Personal information
- Full name: Christopher Jordan Williams
- Date of birth: May 21, 1984 (age 41)
- Place of birth: Philadelphia, United States
- Height: 6 ft 4 in (1.93 m)
- Position: Defender

Team information
- Current team: San Antonio Scorpions
- Number: 28

College career
- Years: Team / Apps / (Gls)
- 2002–2005: Philadelphia Rams

Senior career*
- Years: Team / Apps / (Gls)
- 2004–2006: Ocean City Barons / 28 / (2)
- 2007–2008: Philadelphia KiXX (indoor) / 25 / (1)
- 2007–2009: Miami FC / 52 / (1)
- 2010: Đà Nẵng
- 2011: Ocean City Nor'easters / 12 / (1)
- 2012–2013: Harrisburg Heat (indoor) / 15 / (10)
- 2013: Baltimore Blast (indoor) / 4 / (0)
- 2013: San Antonio Scorpions / 5 / (0)

= Christopher Williams (soccer) =

American soccer player

Christopher Williams (born May 21, 1984, in Philadelphia) is a free agent American soccer player.

==Career==

===College and amateur===
Williams played college soccer at Philadelphia University from 2002 to 2005. [1] Junior and senior year saw Williams earn Philadelphia Soccer Seven and Atlantic Soccer Conference 1st team honors. He graduated with a bachelor's degree in business management. During his college years he also played with the Ocean City Barons in the USL Premier Development League during the collegiate off season, playing play with the Barons each summer from 2004 through 2006. Williams was named to the 2004 All-Conference Team while leading the Barons to a rare undefeated regular season (14–0–4). After this undefeated season in 2004, Williams was offered a contract from New England Revolution but declined and decided to finish school.

===Professional===
Late summer of 2006, after a season in Ocean City, Chris played with the New York Red Bulls before signing with Miami FC of the USL First Division, playing in 21 games and was 4th on the team in minutes played. The fall of 2007, he was drafted 1st round, 4th overall and eventually signed with the Philadelphia KiXX of Major Indoor Soccer League.

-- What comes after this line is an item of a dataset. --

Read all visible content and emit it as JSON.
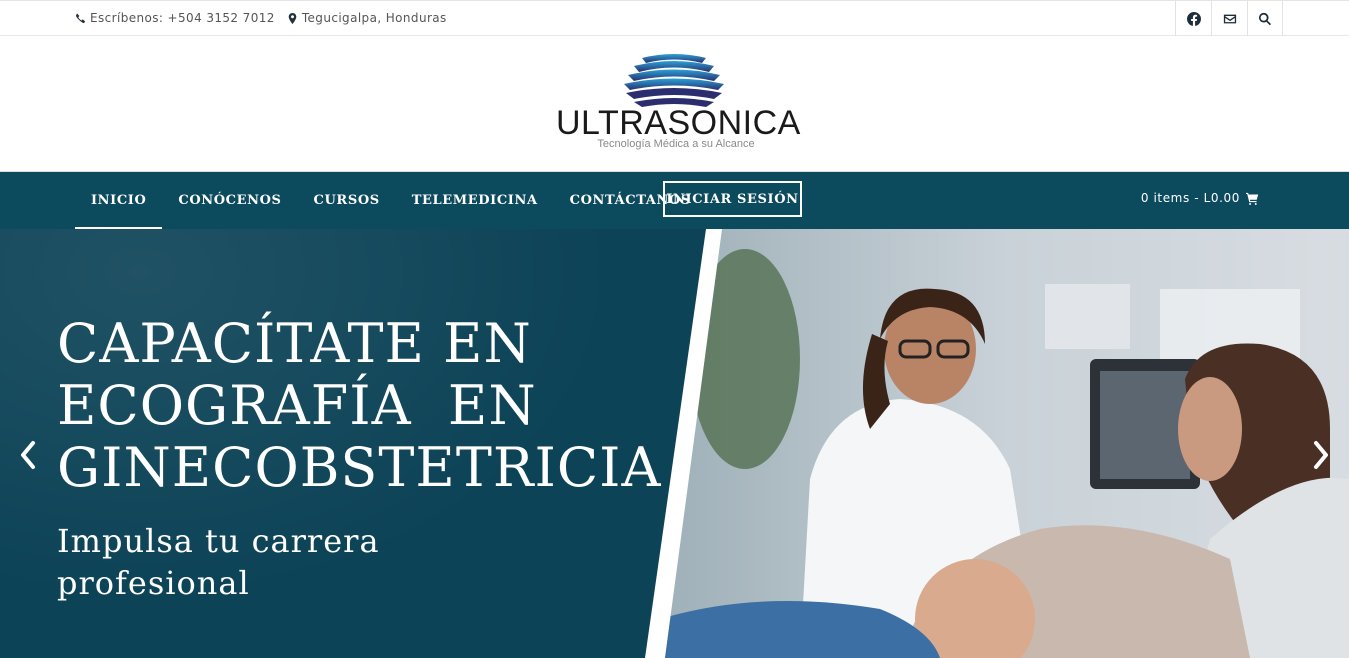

He played the 2007-2008 MISL season with the KiXX, then rejoined Miami FC for the 2008 summer season. The winter of 2008 saw Williams go on trial and sign with Danish 2nd Division club Blokhus FC, however the contract was mutually annulled before Williams returned to Denmark. While on trial with Blokhus Williams was identified by 1st division side Thisted FC landing him a trial with the club after his annulled contract. Williams was set to return to Thisted in the summer window of 2009, however due to some financial quagmires at the club he was not brought back. In December 2009, Miami FC welcomed Chris Back to the team.

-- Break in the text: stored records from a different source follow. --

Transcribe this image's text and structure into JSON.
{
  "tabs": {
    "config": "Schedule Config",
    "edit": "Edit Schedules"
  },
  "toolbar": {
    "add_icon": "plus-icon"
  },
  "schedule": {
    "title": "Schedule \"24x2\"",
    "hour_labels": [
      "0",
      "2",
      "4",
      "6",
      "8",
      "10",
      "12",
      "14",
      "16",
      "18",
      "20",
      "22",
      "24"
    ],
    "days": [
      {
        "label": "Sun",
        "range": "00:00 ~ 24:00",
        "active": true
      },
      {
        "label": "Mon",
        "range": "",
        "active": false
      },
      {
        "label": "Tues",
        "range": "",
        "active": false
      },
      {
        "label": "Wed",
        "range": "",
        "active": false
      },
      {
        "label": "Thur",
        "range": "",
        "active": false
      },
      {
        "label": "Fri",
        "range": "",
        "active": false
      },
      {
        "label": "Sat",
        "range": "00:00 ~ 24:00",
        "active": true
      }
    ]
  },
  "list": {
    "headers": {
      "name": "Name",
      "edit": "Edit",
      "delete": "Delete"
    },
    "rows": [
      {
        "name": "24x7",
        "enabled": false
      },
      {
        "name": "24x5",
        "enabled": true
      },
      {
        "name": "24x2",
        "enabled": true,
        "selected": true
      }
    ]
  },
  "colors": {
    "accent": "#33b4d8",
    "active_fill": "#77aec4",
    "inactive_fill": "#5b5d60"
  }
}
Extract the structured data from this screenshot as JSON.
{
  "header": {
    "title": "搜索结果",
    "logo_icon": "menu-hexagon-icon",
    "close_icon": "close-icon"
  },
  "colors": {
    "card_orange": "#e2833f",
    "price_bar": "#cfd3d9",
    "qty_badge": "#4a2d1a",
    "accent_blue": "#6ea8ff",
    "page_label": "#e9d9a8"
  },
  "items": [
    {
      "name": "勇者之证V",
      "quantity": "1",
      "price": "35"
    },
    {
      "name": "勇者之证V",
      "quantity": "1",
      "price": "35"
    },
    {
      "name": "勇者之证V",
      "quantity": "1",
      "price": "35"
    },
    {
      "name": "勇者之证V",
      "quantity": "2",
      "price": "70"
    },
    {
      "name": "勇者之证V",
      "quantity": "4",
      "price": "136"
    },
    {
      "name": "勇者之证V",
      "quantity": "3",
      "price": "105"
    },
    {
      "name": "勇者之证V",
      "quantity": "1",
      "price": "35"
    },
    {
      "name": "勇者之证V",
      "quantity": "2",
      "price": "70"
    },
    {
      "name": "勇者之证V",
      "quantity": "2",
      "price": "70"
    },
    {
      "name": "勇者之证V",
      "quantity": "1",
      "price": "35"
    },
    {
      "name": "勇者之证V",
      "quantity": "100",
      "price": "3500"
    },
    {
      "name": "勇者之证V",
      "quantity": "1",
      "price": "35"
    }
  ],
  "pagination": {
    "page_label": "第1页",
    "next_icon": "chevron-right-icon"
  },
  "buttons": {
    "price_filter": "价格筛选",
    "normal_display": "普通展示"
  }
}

After this season, Williams signed with Đà Nẵng of the V-League, the top division in Vietnam . In 2009, Da Nang won the League and the cup title landing them in the 2010 AFC Champions league. Upon his return to the United States in 2011 Williams signed for his old PDL club, the Ocean City Nor'easters . He made his debut for his new team on May 28 in a 2–2 tie against the Long Island Rough Riders . After a short spell in Ocean city to keep fit, in late 2011, Williams went back to Vietnam where he was signed by his former team SHB Da Nang, and loaned to Fico Tây Ninh FC.

In the fall of 2012, Williams signed with the Harrisburg Heat of the Professional Arena Soccer League where he scored 10 goals and 4 assists and was named the team's co-MVP. Williams left Harrisburg with one game left to join the Baltimore Blast of the Major Indoor Soccer League . Baltimore went on to when the 2013 Championship, where Williams assisted on the Championship game-winning goal.

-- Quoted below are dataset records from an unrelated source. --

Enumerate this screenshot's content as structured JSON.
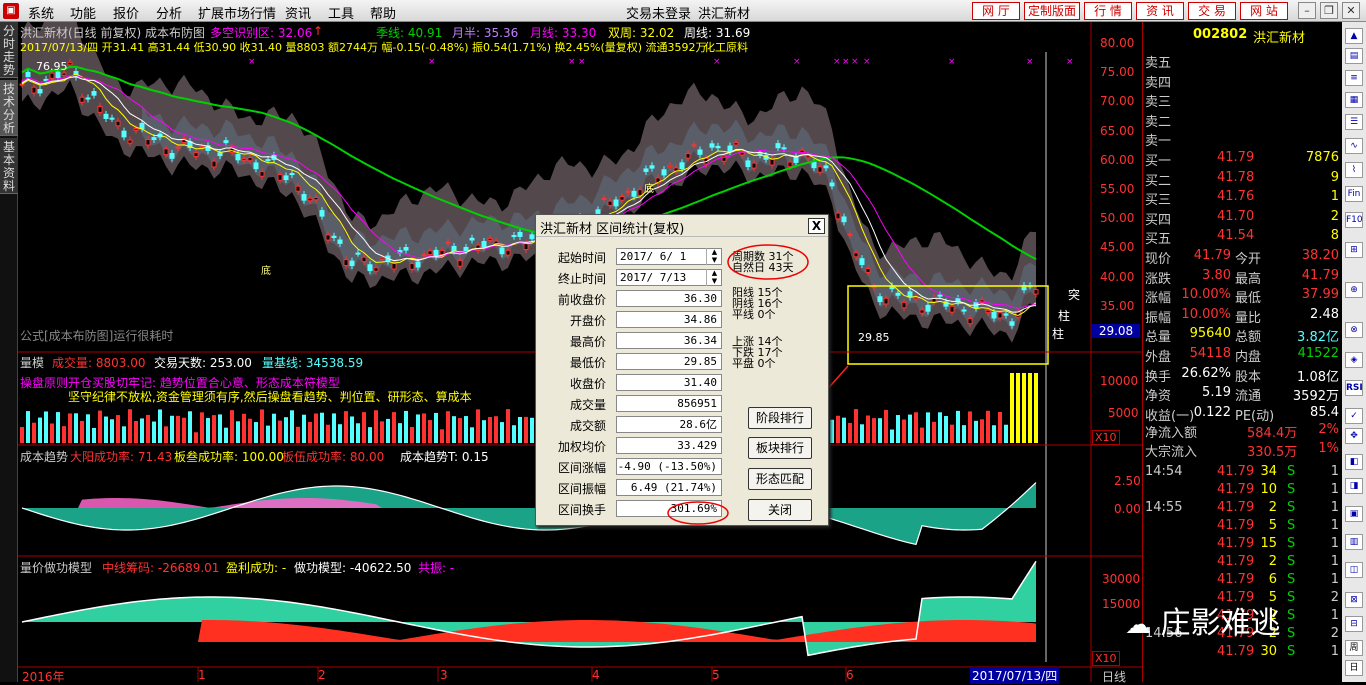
{
  "menu": {
    "items": [
      "系统",
      "功能",
      "报价",
      "分析",
      "扩展市场行情",
      "资讯",
      "工具",
      "帮助"
    ],
    "status": "交易未登录",
    "stock_name": "洪汇新材",
    "buttons": [
      "网 厅",
      "定制版面",
      "行 情",
      "资 讯",
      "交 易",
      "网 站"
    ]
  },
  "left_tabs": [
    "分时走势",
    "技术分析",
    "基本资料"
  ],
  "main_chart": {
    "header1": {
      "title": "洪汇新材(日线 前复权) 成本布防图",
      "zone_label": "多空识别区: 32.06",
      "season": "季线: 40.91",
      "half": "月半: 35.36",
      "month": "月线: 33.30",
      "double_week": "双周: 32.02",
      "week": "周线: 31.69"
    },
    "header2": {
      "text": "2017/07/13/四 开31.41 高31.44 低30.90 收31.40 量8803 额2744万 幅-0.15(-0.48%) 振0.54(1.71%) 换2.45%(量复权) 流通3592万",
      "industry": "化工原料"
    },
    "high_label": "76.95",
    "low_label": "29.85",
    "formula_note": "公式[成本布防图]运行很耗时",
    "y_ticks": [
      "80.00",
      "75.00",
      "70.00",
      "65.00",
      "60.00",
      "55.00",
      "50.00",
      "45.00",
      "40.00",
      "35.00"
    ],
    "last_price_tag": "29.08",
    "side_labels": [
      "突",
      "柱",
      "柱"
    ],
    "low_markers": [
      "底",
      "底"
    ]
  },
  "vol_panel": {
    "label": "量模",
    "vol": "成交量: 8803.00",
    "days": "交易天数: 253.00",
    "base": "量基线: 34538.59",
    "principle": "操盘原则开仓买股切牢记: 趋势位置合心意、形态成本符模型",
    "principle2": "坚守纪律不放松,资金管理须有序,然后操盘看趋势、判位置、研形态、算成本",
    "y_ticks": [
      "10000",
      "5000"
    ],
    "mult": "X10"
  },
  "trend_panel": {
    "label": "成本趋势",
    "big_sun": "大阳成功率: 71.43",
    "board": "板叁成功率: 100.00",
    "board5": "板伍成功率: 80.00",
    "t": "成本趋势T: 0.15",
    "y_ticks": [
      "2.50",
      "0.00"
    ]
  },
  "model_panel": {
    "label": "量价做功模型",
    "mid": "中线筹码: -26689.01",
    "profit": "盈利成功: -",
    "work": "做功模型: -40622.50",
    "common": "共振: -",
    "y_ticks": [
      "30000",
      "15000"
    ],
    "mult": "X10"
  },
  "x_axis": {
    "labels": [
      "2016年",
      "1",
      "2",
      "3",
      "4",
      "5",
      "6"
    ],
    "date_cursor": "2017/07/13/四",
    "period": "日线"
  },
  "dialog": {
    "title": "洪汇新材 区间统计(复权)",
    "rows": [
      {
        "label": "起始时间",
        "value": "2017/ 6/ 1"
      },
      {
        "label": "终止时间",
        "value": "2017/ 7/13"
      },
      {
        "label": "前收盘价",
        "value": "36.30"
      },
      {
        "label": "开盘价",
        "value": "34.86"
      },
      {
        "label": "最高价",
        "value": "36.34"
      },
      {
        "label": "最低价",
        "value": "29.85"
      },
      {
        "label": "收盘价",
        "value": "31.40"
      },
      {
        "label": "成交量",
        "value": "856951"
      },
      {
        "label": "成交额",
        "value": "28.6亿"
      },
      {
        "label": "加权均价",
        "value": "33.429"
      },
      {
        "label": "区间涨幅",
        "value": "-4.90 (-13.50%)"
      },
      {
        "label": "区间振幅",
        "value": "6.49 (21.74%)"
      },
      {
        "label": "区间换手",
        "value": "301.69%"
      }
    ],
    "stats": {
      "period_days": "周期数 31个",
      "natural_days": "自然日 43天",
      "yang": "阳线 15个",
      "yin": "阴线 16个",
      "flat": "平线 0个",
      "up": "上涨 14个",
      "down": "下跌 17个",
      "level": "平盘 0个"
    },
    "buttons": [
      "阶段排行",
      "板块排行",
      "形态匹配",
      "关闭"
    ],
    "close_x": "X"
  },
  "quote": {
    "code": "002802",
    "name": "洪汇新材",
    "sell": [
      {
        "label": "卖五"
      },
      {
        "label": "卖四"
      },
      {
        "label": "卖三"
      },
      {
        "label": "卖二"
      },
      {
        "label": "卖一"
      }
    ],
    "buy": [
      {
        "label": "买一",
        "price": "41.79",
        "vol": "7876"
      },
      {
        "label": "买二",
        "price": "41.78",
        "vol": "9"
      },
      {
        "label": "买三",
        "price": "41.76",
        "vol": "1"
      },
      {
        "label": "买四",
        "price": "41.70",
        "vol": "2"
      },
      {
        "label": "买五",
        "price": "41.54",
        "vol": "8"
      }
    ],
    "stats": [
      {
        "l1": "现价",
        "v1": "41.79",
        "l2": "今开",
        "v2": "38.20"
      },
      {
        "l1": "涨跌",
        "v1": "3.80",
        "l2": "最高",
        "v2": "41.79"
      },
      {
        "l1": "涨幅",
        "v1": "10.00%",
        "l2": "最低",
        "v2": "37.99"
      },
      {
        "l1": "振幅",
        "v1": "10.00%",
        "l2": "量比",
        "v2": "2.48"
      },
      {
        "l1": "总量",
        "v1": "95640",
        "l2": "总额",
        "v2": "3.82亿"
      },
      {
        "l1": "外盘",
        "v1": "54118",
        "l2": "内盘",
        "v2": "41522"
      },
      {
        "l1": "换手",
        "v1": "26.62%",
        "l2": "股本",
        "v2": "1.08亿"
      },
      {
        "l1": "净资",
        "v1": "5.19",
        "l2": "流通",
        "v2": "3592万"
      },
      {
        "l1": "收益(一)",
        "v1": "0.122",
        "l2": "PE(动)",
        "v2": "85.4"
      }
    ],
    "flows": [
      {
        "label": "净流入额",
        "v": "584.4万",
        "p": "2%"
      },
      {
        "label": "大宗流入",
        "v": "330.5万",
        "p": "1%"
      }
    ],
    "ticks": [
      {
        "t": "14:54",
        "p": "41.79",
        "v": "34",
        "s": "S",
        "n": "1"
      },
      {
        "t": "",
        "p": "41.79",
        "v": "10",
        "s": "S",
        "n": "1"
      },
      {
        "t": "14:55",
        "p": "41.79",
        "v": "2",
        "s": "S",
        "n": "1"
      },
      {
        "t": "",
        "p": "41.79",
        "v": "5",
        "s": "S",
        "n": "1"
      },
      {
        "t": "",
        "p": "41.79",
        "v": "15",
        "s": "S",
        "n": "1"
      },
      {
        "t": "",
        "p": "41.79",
        "v": "2",
        "s": "S",
        "n": "1"
      },
      {
        "t": "",
        "p": "41.79",
        "v": "6",
        "s": "S",
        "n": "1"
      },
      {
        "t": "",
        "p": "41.79",
        "v": "5",
        "s": "S",
        "n": "2"
      },
      {
        "t": "",
        "p": "41.79",
        "v": "2",
        "s": "S",
        "n": "1"
      },
      {
        "t": "14:56",
        "p": "41.79",
        "v": "2",
        "s": "S",
        "n": "2"
      },
      {
        "t": "",
        "p": "41.79",
        "v": "30",
        "s": "S",
        "n": "1"
      }
    ]
  },
  "right_tools": [
    "RSI",
    "Fin",
    "F10",
    "周",
    "日"
  ],
  "watermark": "庄影难逃",
  "colors": {
    "up": "#ff3232",
    "down": "#54ffff",
    "yellow": "#ffff00",
    "purple": "#ff00ff",
    "green": "#00d000"
  }
}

While in Baltimore Chris signed with the San Antonio Scorpions of the NASL, which was to begin as soon as his stint in Baltimore was complete (Late March 2013). While in San Antonio Williams played in five consecutive matches, 4 of which he started in. Due to a family emergency Williams parted ways with the Scorpions and was thought to have retired.

In June 2013, Williams traveled to Thailand for two months with Club Bangkok United. Upon return to the states Williams, signed for MISL club PA Roar, where he was team captain. Chris was 2nd in the league in blocked shots with 29, as well as 13th in points for a defender despite the teams last place finish (1–19). The summer of 2014 Williams passed on offers from Sweden and Australia as well as the USL and NASL to build on his coaching academy. Chris Williams' oldest brother is American Professional Heavyweight Boxer Chazz Witherspoon.